The subject of AI and its impact on the HR function is a topic that creeps up daily during my conversations with senior HR leaders and it’s clear that opinion is divided.

The rapid growth of AI utilisation within organisations, often with little understanding of how best to leverage its benefits, has left many feeling sceptical of its future role within the workplace – is AI our friend or foe?

I have always considered myself to be reasonably “tech-minded”, having worked on numerous system implementations throughout my career and picking up systems quickly. However, I have to admit that I have been somewhat sceptical and a slow adopter of AI. On the one hand, I am extremely interested in any technology that can help streamline processes and save time in an otherwise frenetic life. On the other hand, my role as a Search Partner at Tucker Stone is all about relationships, and the human and face-to-face interactions are so important.

In one of my recent conversations with a CPO for a global technology business, we discussed how much value AI has added to their role. However, our recent Tucker Stone Survey highlighted that 54% of HR professionals are not using AI within their day to day role, with only 22% planning to implement AI into HR processes.

It seems that perhaps the HR function has been slower to adopt AI than other functions, and maybe this is because they are not involved in AI-related decisions, but with such divided opinion, it’s made me question further – how can HR professionals use AI to their advantage and what value can AI bring to the HR function?

In my curiosity (a trait that AI can never take away from us), I decided to put AI to the test by asking ChatGPT: “In what ways can HR Leaders harness AI’s potential to drive positive change within their organisations?”
These were some of the suggestions:

1. Improved Talent Acquisition. This seems obvious – AI-powered tools can quickly and efficiently scan through thousands of resumes, identify top candidates and even predict their likelihood of success within an organisation. This clearly saves TA teams a significant amount of time but, does it also improve the quality of hires? Does this mean that TA teams can now focus on building relationships with candidates (the human side) and developing strategic talent acquisition plans for the future?

2. Data-Driven Decision-Making. Perhaps an area where AI is used most commonly – providing HR Leaders with access to a wealth of data and insights and advanced analytic tools that can analyse employee data to identify trends, turnover patterns etc enabling HR Leaders to make more informed decisions.

3. Personalised Employee Experience. AI-driven HR systems (including Chatbots and virtual assistants) can provide quick answers to common HR questions and AI algorithms can suggest tailored learning and development opportunities based on employee’s career goals and performance. This suggests that these personalised experiences enhance employee engagement, ultimately improving retention rates.
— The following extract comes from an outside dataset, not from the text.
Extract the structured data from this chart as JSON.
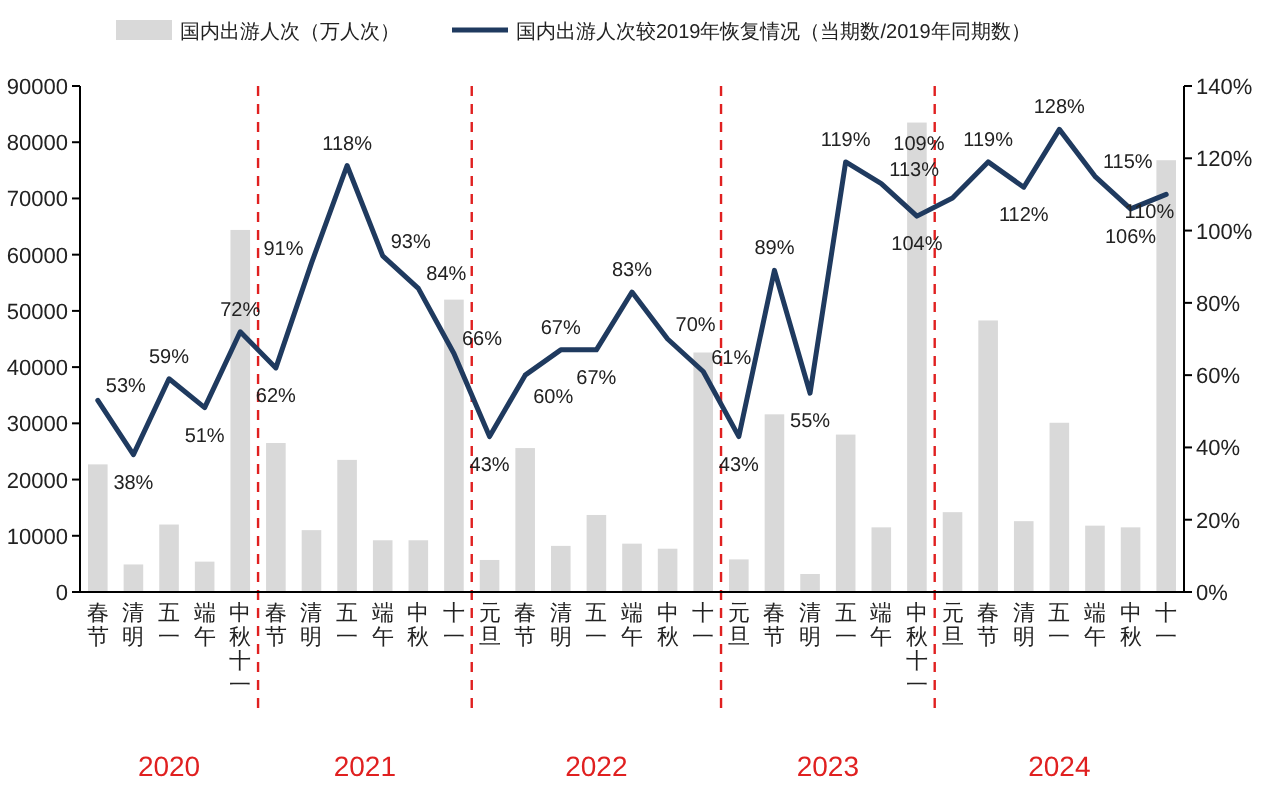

4. Diversity and Inclusion. Can AI really help HR Leaders address diversity and inclusion challenges? Any tool that eliminates bias from a recruitment process can only be positive and ensure that hiring decisions are based solely on qualifications and skills. AI powered tools can also help identify areas where diversity and inclusion efforts need improvement, which must in turn enable HR Leaders to take proactive steps toward creating more inclusive cultures.

5. Automation of Routine Tasks. Routine HR tasks such as payroll processing, benefits administration, and compliance management can be automated with AI. This allows HR Leaders to redirect their time and energy towards more strategic activities such as talent development, employee engagement and workplace culture.

Overall, AI’s answer gave some interesting, if not ground-breaking ideas, much of which I’m sure many HR functions are already exploring. There seems to be no doubt that AI can improve efficiency, automating repetitive tasks to enable HR professionals to focus on creating strategies and adding value; it can also improve decision making with valuable insights through HR analytics. In reality though, how likely is it that HR functions will be able to use AI to hire and fire employees, as well as perform more complex tasks like answering HR-related employee queries and communicating salary details?

Although there has been significant progress in AI technology in recent years, there are still limitations – AI on its own cannot give the complete picture. It’s therefore more important than ever for HR professionals to dive deeper into what their data means, in order to interpret accurately.

For AI to add real value, HR Leaders will need to really buy into and adapt to the changing landscape of AI, acquiring new skills along the way, so they feel enabled to make more informed decisions regarding AI adoption. HR Leaders must also consider the ethical implications, ensuring that AI-driven decisions are fair and unbiased.
It’s clear that AI is here to stay and absolutely serves a purpose in helping HR functions and I certainly intend to use AI more regularly in my role. It is, however, a reassuring truth that AI can never replace traits such as curiosity, humility and emotional intelligence – the “human” in Human Resources.